PART-TIME teachers now account for more than half of all university and college staff in the United States. Their presence helps institutions cut costs but has angered students and unions.
There are more than 565,000 part-timers, including research and teaching assistants, among the nation's 1.1 million faculty members, according to the National Education Association, the largest teachers' union.
Part-time staff teach about a quarter of all college courses offered. "It is hard to think of any other industry that uses so many part-time professionals as a regular part of their staff," the association reported.
College and university administrators say employing part-time staff cuts costs and enhances flexibility. They make about half as much as a full-time professor at a public two-year college and less than a third as much as a full-time university professor.
Part-time employees also have no job security and receive no medical benefits, which in the United States are usually paid for by employers.
These inequities have angered part-timers.
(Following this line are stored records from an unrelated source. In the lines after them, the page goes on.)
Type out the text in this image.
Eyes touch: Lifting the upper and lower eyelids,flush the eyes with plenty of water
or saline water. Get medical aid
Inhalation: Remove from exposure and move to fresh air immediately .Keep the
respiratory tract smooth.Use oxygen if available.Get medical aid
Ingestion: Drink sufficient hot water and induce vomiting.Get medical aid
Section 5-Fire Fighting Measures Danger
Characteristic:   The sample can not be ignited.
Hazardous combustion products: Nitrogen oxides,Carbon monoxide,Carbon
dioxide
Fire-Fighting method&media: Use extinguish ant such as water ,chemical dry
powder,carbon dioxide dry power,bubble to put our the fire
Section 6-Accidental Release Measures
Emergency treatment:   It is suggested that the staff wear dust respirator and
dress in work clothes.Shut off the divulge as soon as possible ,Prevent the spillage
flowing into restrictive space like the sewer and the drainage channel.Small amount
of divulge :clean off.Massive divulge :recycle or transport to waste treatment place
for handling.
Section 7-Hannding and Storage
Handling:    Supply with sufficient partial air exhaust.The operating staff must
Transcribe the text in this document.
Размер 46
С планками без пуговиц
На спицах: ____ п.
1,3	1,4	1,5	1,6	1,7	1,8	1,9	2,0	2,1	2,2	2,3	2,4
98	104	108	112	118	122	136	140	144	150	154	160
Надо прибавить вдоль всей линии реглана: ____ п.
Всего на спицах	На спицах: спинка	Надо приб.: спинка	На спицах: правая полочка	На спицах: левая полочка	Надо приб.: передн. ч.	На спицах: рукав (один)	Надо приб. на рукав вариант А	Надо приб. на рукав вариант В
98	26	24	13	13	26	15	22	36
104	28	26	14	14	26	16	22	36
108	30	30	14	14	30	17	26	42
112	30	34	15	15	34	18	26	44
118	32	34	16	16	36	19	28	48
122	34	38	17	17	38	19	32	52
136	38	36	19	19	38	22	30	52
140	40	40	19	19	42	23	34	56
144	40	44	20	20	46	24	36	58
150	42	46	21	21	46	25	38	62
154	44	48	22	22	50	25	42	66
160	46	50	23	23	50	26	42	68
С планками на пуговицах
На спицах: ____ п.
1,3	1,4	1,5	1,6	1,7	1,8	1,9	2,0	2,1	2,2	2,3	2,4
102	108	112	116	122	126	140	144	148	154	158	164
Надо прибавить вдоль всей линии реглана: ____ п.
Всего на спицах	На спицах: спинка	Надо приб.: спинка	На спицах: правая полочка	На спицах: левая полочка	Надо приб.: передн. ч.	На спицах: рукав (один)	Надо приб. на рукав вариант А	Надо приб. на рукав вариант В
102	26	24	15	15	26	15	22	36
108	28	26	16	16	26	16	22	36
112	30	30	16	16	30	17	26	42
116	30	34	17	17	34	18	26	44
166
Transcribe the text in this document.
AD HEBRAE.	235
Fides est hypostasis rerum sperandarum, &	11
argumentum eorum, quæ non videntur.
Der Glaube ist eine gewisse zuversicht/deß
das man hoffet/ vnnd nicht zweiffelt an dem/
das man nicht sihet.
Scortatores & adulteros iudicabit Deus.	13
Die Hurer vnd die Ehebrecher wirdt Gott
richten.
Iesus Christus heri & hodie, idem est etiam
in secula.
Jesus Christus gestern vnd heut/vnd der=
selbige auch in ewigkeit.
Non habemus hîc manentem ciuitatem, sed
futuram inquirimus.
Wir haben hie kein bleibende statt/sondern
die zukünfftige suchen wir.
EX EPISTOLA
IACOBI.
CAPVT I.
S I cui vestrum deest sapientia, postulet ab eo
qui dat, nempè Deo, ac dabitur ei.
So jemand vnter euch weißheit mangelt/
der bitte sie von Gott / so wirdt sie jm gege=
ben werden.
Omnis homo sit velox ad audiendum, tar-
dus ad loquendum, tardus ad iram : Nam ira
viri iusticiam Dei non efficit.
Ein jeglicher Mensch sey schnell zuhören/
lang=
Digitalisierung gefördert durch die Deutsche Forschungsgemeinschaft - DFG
About 10 per cent of them have organised to seek better job conditions and more are trying to win union representation.
Ernst Benjamin, on the committee on part-time appointments for the American Association of University Professors, said: "Because they're so cheap, institutions really come to depend on them."
Full-time staff also resent part-timers, who they say limit their control of the curriculum. A meeting of full-time staff at the 14 state universities in Pennsylvania in January even agreed to give up higher salaries in exchange for a limit on part-timers.
Students, faced with escalating tuition fees, object to having many of their courses taught by low-paid, part-time faculty who are often unavailable for consultation outside the classroom.